I’m unconvinced that Smokey doesn’t like hugs.
But this piece by Melissa Dahl for Science of Us made me remember this story about our dog, Smokey:
When he was a puppy, he didn’t really like to lay in our laps. So, like most humans, we forced our companion animal into a particular behavior: several times a day, we would coerce Smokey to lay in our laps.
Eventually, Smokey grew up and became a 55 lb lapdog—when available to him, he would prefer to lay on some part of our bodies, rather than lay elsewhere.
But what about hugs?
Does Smokey like to hug us?
Although we forced him to be okay with laying in our laps, we never did so with hugs. By all accounts, he seems to enjoy them. So what do I make of this from Dahl?

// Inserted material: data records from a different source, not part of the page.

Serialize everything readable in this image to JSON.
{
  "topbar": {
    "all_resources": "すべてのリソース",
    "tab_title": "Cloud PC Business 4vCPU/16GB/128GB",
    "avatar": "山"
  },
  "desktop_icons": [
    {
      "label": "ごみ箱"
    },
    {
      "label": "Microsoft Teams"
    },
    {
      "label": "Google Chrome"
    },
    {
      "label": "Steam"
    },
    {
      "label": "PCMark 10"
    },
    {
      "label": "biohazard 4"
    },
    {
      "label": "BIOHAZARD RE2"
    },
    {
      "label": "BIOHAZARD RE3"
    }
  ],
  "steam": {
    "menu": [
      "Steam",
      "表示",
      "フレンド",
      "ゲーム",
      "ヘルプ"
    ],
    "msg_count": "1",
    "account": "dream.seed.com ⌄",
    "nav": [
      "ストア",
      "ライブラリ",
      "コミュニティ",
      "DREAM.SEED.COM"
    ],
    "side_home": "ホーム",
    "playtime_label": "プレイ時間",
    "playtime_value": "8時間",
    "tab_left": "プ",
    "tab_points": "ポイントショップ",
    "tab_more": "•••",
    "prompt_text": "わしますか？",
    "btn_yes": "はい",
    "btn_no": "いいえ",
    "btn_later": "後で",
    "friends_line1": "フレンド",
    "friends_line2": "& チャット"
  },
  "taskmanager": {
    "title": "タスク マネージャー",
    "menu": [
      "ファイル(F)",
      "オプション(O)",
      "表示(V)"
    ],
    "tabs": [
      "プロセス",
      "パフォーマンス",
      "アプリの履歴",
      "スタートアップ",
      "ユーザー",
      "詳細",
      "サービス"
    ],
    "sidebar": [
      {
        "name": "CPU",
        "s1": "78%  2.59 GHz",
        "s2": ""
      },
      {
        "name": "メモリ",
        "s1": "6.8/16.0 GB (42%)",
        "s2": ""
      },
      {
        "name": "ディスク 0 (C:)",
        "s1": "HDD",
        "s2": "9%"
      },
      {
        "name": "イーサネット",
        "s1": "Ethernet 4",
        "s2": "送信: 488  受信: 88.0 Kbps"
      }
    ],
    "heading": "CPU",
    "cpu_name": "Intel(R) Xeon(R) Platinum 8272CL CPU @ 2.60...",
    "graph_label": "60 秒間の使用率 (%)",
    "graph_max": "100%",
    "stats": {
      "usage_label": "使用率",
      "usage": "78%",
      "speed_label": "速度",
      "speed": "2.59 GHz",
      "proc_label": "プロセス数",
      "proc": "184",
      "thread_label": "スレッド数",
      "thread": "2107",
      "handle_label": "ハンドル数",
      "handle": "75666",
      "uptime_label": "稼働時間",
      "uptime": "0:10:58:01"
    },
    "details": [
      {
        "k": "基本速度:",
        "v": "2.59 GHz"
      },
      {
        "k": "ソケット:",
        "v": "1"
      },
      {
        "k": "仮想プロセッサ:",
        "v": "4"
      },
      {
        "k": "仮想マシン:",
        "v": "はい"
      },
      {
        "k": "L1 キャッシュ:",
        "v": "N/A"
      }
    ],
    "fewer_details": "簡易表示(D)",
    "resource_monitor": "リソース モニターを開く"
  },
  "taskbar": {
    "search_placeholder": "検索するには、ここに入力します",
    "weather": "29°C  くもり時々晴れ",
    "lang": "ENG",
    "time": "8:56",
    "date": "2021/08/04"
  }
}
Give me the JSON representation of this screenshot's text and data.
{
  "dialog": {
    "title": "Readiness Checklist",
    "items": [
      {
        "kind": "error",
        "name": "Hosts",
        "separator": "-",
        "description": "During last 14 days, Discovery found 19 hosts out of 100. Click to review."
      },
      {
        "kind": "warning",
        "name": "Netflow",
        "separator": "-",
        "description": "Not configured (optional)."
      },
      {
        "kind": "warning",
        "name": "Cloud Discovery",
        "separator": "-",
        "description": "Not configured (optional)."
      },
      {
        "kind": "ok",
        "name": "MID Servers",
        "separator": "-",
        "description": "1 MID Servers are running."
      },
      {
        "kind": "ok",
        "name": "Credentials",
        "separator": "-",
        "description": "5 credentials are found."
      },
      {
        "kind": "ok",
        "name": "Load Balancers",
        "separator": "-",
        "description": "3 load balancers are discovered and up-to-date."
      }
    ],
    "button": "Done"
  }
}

If you know what to look for, their annoyance becomes obvious. Lesson one: Coren writes that a dog’s most common outward signal of stress or anxiety is when he “turns his head away from whatever is bothering or worrying him, sometimes also closing his eyes, at least partially.” Lesson two: Just like humans, dogs have whites of the eye — it’s just that you never see it unless the animal is stressed. And lesson three: An anxious or stressed-out dog’s ears will be “lowered or slicked against the side of his head,” Coren writes.
I’ve seen that white in Smokey’s eyes before. Typically it happens when I have to inspect his private parts for fleas and/or wipe the dirt from his paws.But I’ve never seen it while hugging him.I think that’s the point: know you dog. If your dog shows signs of stress when you force a hug, maybe don’t do that.